Heading into the close, the FTSE 100 is down 25 points as President Obama injected uncertainty into the markets by warning Russia of additional sanctions. 

Mineral extractors weigh on FTSE

British banks were shaken by President Obama’s message to Vladimir Putin that tougher sanctions could be imposed on Russia. Even though UK banks have less exposure to Russian assets than eurozone banks, they are feeling the pinch as a war of words could lead to frozen assets. 

Mineral extractors are weighing on the FTSE 100 as the liquidity boost that was expected by the Chinese central bank never materialised. China is already too dependent on credit; is reducing the reserve requirement ratio a good idea in the long run? 

We have seen a number of sellers on our grey market for Alibaba. The Chinese ecommerce giant is set to float and IG clients are now indicating it will have a market capitalisation of $230 billion. 

Online food takeaway company Just Eat is set to go public and IG clients are indicating the company will have a market value of £1.3 billion. This compares with the £700-£900 million range the firm hopes to raise from the flotation. 
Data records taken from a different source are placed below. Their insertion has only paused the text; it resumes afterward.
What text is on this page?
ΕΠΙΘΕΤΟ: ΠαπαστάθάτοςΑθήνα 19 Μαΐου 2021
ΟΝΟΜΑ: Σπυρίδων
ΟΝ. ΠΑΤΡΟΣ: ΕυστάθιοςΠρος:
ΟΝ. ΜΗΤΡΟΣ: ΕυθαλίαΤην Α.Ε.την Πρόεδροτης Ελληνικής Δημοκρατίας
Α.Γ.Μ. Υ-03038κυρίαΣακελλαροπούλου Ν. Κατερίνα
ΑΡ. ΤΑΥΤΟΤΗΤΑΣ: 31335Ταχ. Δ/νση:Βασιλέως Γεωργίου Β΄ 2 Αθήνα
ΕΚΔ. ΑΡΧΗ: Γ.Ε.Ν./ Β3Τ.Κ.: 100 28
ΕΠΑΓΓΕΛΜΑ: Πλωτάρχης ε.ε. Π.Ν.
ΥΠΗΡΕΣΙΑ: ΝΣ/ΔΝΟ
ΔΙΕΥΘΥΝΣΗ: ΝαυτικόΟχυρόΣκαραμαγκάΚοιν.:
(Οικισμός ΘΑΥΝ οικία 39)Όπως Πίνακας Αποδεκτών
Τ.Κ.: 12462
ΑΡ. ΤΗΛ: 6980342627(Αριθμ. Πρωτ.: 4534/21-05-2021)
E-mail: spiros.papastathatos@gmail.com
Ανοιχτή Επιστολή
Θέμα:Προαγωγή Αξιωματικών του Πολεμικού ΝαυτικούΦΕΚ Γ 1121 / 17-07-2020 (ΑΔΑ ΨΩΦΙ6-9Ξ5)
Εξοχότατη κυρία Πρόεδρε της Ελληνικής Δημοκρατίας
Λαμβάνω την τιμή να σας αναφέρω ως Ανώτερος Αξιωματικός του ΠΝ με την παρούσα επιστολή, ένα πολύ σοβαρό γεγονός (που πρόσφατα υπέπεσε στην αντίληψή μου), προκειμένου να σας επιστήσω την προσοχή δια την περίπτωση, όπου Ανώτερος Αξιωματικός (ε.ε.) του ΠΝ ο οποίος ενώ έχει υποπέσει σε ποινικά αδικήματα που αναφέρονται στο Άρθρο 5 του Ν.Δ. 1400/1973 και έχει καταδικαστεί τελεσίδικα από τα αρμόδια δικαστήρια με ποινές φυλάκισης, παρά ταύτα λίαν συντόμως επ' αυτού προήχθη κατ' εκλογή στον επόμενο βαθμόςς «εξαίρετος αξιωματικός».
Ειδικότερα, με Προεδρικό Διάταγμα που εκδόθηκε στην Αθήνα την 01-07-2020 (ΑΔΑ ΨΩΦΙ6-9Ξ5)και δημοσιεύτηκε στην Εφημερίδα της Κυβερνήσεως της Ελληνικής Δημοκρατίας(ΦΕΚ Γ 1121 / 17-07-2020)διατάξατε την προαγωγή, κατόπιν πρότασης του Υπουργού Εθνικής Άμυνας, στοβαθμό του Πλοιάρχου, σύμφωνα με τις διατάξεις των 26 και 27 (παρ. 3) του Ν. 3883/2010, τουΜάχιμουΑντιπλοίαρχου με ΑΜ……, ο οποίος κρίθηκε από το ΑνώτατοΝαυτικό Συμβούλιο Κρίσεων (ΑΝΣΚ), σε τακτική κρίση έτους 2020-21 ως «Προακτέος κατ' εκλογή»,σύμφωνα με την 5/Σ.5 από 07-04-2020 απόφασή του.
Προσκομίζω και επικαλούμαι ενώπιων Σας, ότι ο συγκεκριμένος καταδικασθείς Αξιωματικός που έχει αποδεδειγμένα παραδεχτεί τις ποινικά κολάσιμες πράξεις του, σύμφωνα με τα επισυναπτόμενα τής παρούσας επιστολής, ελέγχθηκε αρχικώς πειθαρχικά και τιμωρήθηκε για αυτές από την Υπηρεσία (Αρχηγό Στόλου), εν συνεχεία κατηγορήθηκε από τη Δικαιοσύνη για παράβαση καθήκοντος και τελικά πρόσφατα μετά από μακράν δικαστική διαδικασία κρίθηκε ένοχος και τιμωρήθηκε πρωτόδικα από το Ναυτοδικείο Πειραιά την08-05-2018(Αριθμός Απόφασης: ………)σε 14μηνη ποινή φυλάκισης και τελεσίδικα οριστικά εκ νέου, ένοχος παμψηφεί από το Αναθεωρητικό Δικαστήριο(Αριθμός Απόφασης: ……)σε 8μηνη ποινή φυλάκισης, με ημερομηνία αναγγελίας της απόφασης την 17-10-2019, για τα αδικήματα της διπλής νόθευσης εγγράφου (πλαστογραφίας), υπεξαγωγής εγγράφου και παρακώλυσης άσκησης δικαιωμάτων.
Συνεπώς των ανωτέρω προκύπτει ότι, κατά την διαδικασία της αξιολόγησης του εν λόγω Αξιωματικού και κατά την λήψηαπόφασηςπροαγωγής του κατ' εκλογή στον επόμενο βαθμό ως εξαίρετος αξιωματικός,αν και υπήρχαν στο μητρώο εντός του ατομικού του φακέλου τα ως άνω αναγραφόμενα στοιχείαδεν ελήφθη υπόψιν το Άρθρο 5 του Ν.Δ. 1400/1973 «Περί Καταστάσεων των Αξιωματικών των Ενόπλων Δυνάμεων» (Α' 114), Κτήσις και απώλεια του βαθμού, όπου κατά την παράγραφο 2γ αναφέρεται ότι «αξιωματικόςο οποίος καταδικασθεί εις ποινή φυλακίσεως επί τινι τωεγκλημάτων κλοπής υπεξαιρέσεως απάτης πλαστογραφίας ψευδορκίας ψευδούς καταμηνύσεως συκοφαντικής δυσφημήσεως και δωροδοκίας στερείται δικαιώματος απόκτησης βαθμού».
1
Dow traders affected by standoff

In the US the Dow Jones is up two points at 16,270, as the standoff between President Obama and Vladimir Putin has forced some traders to the sidelines. The west must be seen to take a hard line with Russia in case Moscow starts to claw back other regions of the former Soviet Union. In reality the sanctions that have already been imposed on Vladimir Putin’s inner circle have had little or no impact. Relations between Moscow and Washington have yet to thaw, and the lack of progress will cap any gains that can be made in equities. Confidence will not be fully restored until there is a political solution.

Gold could lose more ground

Gold is currently trading below its 200-day moving average; from a technical point of view this is very bearish, and if it doesn’t move above the technical indicator it could lose further ground. 

Retail sales boost sterling

Strong retail sales from the UK have sent sterling higher versus the US dollar, and the jump in retail sales has yet to trickle down to the national inflation level which declined earlier this week.